春日は駿河の怒鳴り声に、若干受話器を耳から離して「撃墜する度胸なんてありませんよ管理には。…採掘船は本部のモンだから撃たないけど個人船は撃たれる。しゃーない。」
駿河『どーすれば!』
春日「ちなみに威嚇でも距離が近いと被弾はするよ。船体に傷がつく。」
駿河『なにいい!ちーくしょー!』
カルセドニーは撃たれながら大きく旋回すると、進路を黒船の正面に取り、そのままほぼ真っ直ぐに黒船に向かって近づく。
駿河『これで撃てるかぁぁぁ!』絶叫
管理の船は銃撃をやめる。
春日「おお。」
総司(…おぉ…流石…。)
駿河『揺れるぜ黒船、気を付けろぉぉぉ!』
春日「…揺れるってさ。」
ネイビー「知ってる。」
カルセドニーは管理の船を引き連れて全速力で黒船の右舷ギリギリを通って後方に飛び去る。
風圧で黒船の船体が若干揺れる。
ネイビー、若干焦り顔で「ひぃ。…航空船舶法ギリギリ…。」
その状況を見たブルーの武藤は真剣な顔で「…ダメだ、また撃たれる。」と呟くと、操縦席の八剣の所に駆け寄り「交代だ副長!」
八剣「え?」
武藤「代われ!」と怒鳴って強引に八剣をどかせて自分が操縦席に座ると「駿河を助けに行く!」
八剣「え、えっ?」
武藤「礼一、駿河を探知!」
礼一、唖然としつつ「え。あっ、はい!」
八剣(…こんな船長、初めて見た…。)
黒船の左側に停まっていたブルーは静かに降下を始めると、黒船の下に居たシトリンの下まで下がり、そこで方向転換を始める。

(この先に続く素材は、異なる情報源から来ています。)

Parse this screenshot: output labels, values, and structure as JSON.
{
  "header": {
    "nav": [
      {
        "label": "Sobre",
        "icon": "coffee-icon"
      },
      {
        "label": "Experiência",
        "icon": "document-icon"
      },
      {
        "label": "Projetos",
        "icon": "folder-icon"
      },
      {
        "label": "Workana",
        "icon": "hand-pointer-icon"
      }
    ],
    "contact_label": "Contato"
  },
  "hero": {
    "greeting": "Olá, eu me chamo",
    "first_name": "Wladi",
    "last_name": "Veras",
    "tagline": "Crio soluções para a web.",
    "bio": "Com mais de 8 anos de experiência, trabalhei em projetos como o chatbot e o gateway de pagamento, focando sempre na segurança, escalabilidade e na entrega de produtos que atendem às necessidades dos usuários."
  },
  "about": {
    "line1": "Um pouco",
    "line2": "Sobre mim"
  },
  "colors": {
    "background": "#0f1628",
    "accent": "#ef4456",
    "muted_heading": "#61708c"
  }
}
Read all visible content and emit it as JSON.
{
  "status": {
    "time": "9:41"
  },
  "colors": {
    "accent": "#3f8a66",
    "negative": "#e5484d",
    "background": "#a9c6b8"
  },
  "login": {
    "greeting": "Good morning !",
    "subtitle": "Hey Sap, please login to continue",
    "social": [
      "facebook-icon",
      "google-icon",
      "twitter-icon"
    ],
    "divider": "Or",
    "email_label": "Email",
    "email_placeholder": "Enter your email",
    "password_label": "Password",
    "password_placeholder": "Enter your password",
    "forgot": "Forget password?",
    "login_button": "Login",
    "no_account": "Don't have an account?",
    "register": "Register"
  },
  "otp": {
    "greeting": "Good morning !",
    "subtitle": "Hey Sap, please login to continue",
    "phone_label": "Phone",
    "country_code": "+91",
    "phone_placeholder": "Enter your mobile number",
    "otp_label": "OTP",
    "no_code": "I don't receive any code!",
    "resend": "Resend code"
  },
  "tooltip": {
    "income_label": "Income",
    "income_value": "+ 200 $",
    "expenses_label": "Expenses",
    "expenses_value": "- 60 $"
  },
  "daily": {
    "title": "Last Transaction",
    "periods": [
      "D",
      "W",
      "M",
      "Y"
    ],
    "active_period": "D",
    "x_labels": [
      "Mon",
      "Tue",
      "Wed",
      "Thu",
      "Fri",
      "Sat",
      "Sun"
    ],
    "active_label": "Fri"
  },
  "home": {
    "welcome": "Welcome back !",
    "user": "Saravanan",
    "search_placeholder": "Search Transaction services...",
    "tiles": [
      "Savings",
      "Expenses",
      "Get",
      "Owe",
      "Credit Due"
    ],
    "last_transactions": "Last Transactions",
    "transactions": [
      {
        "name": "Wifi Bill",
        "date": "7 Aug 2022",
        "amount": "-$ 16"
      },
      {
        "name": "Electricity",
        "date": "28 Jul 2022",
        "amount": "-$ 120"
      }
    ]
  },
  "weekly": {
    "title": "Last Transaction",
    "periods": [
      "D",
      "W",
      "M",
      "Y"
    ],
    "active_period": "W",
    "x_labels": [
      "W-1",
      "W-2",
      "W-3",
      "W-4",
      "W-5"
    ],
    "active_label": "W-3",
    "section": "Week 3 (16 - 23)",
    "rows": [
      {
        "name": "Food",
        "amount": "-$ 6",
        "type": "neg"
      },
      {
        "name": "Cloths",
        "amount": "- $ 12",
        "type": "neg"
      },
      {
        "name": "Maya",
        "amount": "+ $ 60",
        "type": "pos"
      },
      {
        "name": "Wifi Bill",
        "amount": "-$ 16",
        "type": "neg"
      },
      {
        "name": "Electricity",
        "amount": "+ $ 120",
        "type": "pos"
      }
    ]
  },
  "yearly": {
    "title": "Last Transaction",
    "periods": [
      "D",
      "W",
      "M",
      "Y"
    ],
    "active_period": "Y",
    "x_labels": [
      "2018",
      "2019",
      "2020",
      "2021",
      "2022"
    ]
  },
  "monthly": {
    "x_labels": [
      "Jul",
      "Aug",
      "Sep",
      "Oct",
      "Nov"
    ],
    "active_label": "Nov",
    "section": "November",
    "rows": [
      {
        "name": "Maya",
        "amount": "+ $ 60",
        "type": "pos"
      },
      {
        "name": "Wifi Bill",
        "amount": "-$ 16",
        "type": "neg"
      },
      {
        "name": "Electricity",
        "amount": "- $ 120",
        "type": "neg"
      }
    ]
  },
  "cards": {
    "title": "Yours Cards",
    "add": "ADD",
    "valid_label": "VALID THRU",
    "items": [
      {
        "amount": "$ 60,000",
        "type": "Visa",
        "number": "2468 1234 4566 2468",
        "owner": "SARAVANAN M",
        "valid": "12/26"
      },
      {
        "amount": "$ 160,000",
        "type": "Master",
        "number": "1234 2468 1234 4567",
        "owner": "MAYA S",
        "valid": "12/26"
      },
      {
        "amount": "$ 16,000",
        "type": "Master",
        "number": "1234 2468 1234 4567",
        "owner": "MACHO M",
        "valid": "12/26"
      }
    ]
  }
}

黒船のブリッジではまだ春日と駿河の通信が続いていた。
駿河『くっそぉぉまた撃たれるし!お前らしつこい!』
春日「多分、燃料切れまでしつこく追われる。」
駿河『って、…うわ!』そこでプツンと通信が切れる。
春日「あ、切れた。…管理に強制的に切られたかな。」と言うと受話器を置く。
上総「燃料切れと言っても…カルセドニーはイェソド鉱石を満載してますが…。」
春日「あらま。それは管理の誤算だな。」と言い「さて…。貴方を甲板に連れて行くんだっけか。」と総司を見る。
総司、キッと春日を睨んで「航空管理が威嚇射撃するなんて、普通の操縦士は知らない筈ですが。どこで教わったんですか。」
春日「んー…。」
総司「貴方は一体何者!」
春日「ついでにもう一つ教えてあげよう。鉱石弾って知ってる?」
総司「…一応は。」
春日「鉱石弾はイェソド鉱石採掘船にしか付けられない。なぜなら莫大なイェソド鉱石を消費するから。それを補充する人工種と貯蔵する場所が無いと、搭載する意味が無い。」と言うと「…だから鉱石弾を搭載した船の船長って人間じゃなきゃダメなんだよ。」
一同「!」
総司思わず「もしかしてそれは、…この船は元は採掘船として作られた訳では無かったと…?」
春日、それには答えず「…まぁ種族はともかく管理の支配下にある事が重要って事だけどさ。…だから、貴方が船長だと困る訳。」と総司を指差し「それで何が何でも貴方を潰そうとする。…怖いから。」
総司は暫し目を見開いて春日を見ていたが、やがてふぅ…と長い溜息をつくと「…知ってますよ、散々吠えられたので。弱い犬って良く吠えますね。」
春日、フッと笑って(…なかなかと気概のある…)と思いつつ、「じゃあ行こうか。立って。」と総司を立たせる。そして総司と共にブリッジを出ようとして、横に居たジェッソを見ると「あ。ちなみに」と言い人差し指を自分の額に当てて「場合により、俺を、上手く、使うんだぜ?」
ジェッソ、不敵な笑みを浮かべ「…なるほど。」
春日は総司の腕を掴み、引っ張るように通路を歩いて行く。ジェッソや満たちがその後に続く。